HAMBURG – Germany’s opposition Christian Democratic Union (CDU) may be heading for an outright victory in elections in the city-state of Hamburg next week, according to an opinion poll Friday.

The poll shows the CDU gaining 47 percent of the vote to deal a fresh blow to Chancellor Gerhard Schroeder’s Social Democrats (SPD) which would enable the centre-right party to govern the state alone for the first time since World War II.

The poll on behalf of public broadcaster ZDF showed Schroeder’s SPD heading for just 29 percent in the 29 February elections – which would be its worst result in Hamburg since the war. The Greens, the junior coalition partner in Berlin, are set for 13 percent.

The result would give the CDU under mayor Ole von Beust an absolute majority of seats in the Hamburg parliament.

For the embattled Schroeder, who has seen his party’s popularity slump since gaining re-election in September 2002, it would be a further setback in what is the first of 14 elections in Germany this year at local, regional and European level.

The Hamburg election is also the first since Schroeder stepped down as SPD chairman two weeks ago in what was interpreted as a sign of his unpopularity within his own party.

The opinion poll shows the liberal Free Democrats (FDP) – who have been in coalition with the CDU – hovering under the five per cent threshold needed for a place in parliament.

Previous opinion polls have shown the CDU running neck-and-neck with the SPD/Greens.

In September 1991, the CDU managed just 26.2 percent of the vote but was able to form a three-way coalition with the FDP and the centre-right Party of the Offensive for the Rule of Law led by the controversial former judge Ronald Schill.

The coalition collapsed late last year after Beust sacked Schill as interior minister and the Law and Order party became embroiled in bitter in-fighting which led to Schill being ousted.

The party – popularly known as the Schill Party – had emerged from nowhere to gain 19.4 percent in the 2001 election but its popularity has now disintegrated.

Neither it nor the Pro DM/Schill, the new party hastily formed by Schill, is expected to gain enough votes for a place in parliament.
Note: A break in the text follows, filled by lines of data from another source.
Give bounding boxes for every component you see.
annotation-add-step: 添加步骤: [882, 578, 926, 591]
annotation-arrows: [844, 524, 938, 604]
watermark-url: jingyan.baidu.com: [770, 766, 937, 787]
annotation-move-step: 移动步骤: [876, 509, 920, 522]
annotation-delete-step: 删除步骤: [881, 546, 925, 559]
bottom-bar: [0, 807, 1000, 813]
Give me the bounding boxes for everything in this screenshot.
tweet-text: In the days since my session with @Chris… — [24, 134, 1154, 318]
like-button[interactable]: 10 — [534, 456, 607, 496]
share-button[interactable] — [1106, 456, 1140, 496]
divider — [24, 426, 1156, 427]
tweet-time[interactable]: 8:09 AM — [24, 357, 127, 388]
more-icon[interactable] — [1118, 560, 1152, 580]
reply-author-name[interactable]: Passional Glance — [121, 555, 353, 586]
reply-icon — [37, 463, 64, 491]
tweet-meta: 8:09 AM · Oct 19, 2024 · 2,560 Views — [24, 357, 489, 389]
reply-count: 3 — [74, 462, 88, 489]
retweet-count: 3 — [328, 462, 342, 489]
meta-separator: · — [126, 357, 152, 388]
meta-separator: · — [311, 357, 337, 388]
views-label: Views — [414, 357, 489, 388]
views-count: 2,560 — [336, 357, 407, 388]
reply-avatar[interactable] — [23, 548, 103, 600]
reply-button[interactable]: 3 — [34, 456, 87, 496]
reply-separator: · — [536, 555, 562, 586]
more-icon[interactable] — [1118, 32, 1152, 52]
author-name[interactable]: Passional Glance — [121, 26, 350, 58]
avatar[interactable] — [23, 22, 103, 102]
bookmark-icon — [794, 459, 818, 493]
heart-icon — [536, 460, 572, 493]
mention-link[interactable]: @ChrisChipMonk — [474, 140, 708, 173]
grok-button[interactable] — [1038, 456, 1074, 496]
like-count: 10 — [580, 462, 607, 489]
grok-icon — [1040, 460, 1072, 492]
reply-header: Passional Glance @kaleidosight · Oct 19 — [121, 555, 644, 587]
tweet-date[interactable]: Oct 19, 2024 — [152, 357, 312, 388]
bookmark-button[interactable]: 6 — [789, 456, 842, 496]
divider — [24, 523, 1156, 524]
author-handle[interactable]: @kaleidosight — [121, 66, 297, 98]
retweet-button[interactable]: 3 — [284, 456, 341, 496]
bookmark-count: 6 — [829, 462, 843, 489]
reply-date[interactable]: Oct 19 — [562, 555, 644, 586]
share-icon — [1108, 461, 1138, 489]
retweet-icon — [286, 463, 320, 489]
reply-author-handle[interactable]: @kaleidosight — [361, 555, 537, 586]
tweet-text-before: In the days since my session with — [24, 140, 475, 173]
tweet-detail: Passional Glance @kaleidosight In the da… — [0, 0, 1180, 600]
Beust has meanwhile not ruled out a coalition with either the Greens or the SPD, which had ruled the port city for 44 years before losing power in 2001.

“I would speak to both the SPD and the Greens,” he told the daily Hamburger Abendblatt, but indicated that a grand coalition with the SPD was unlikely.

In the ZDF survey carried put by the Mannheim research group Wahlen, just over 1,000 people were polled. Experts say an unknown late factor could be tactical voting by CDU supporters casting their votes to help the FDP into parliament.

One in three CDU voters said they could envisage voting for the FDP if it meant helping to defeat a SDP/Greens coalition.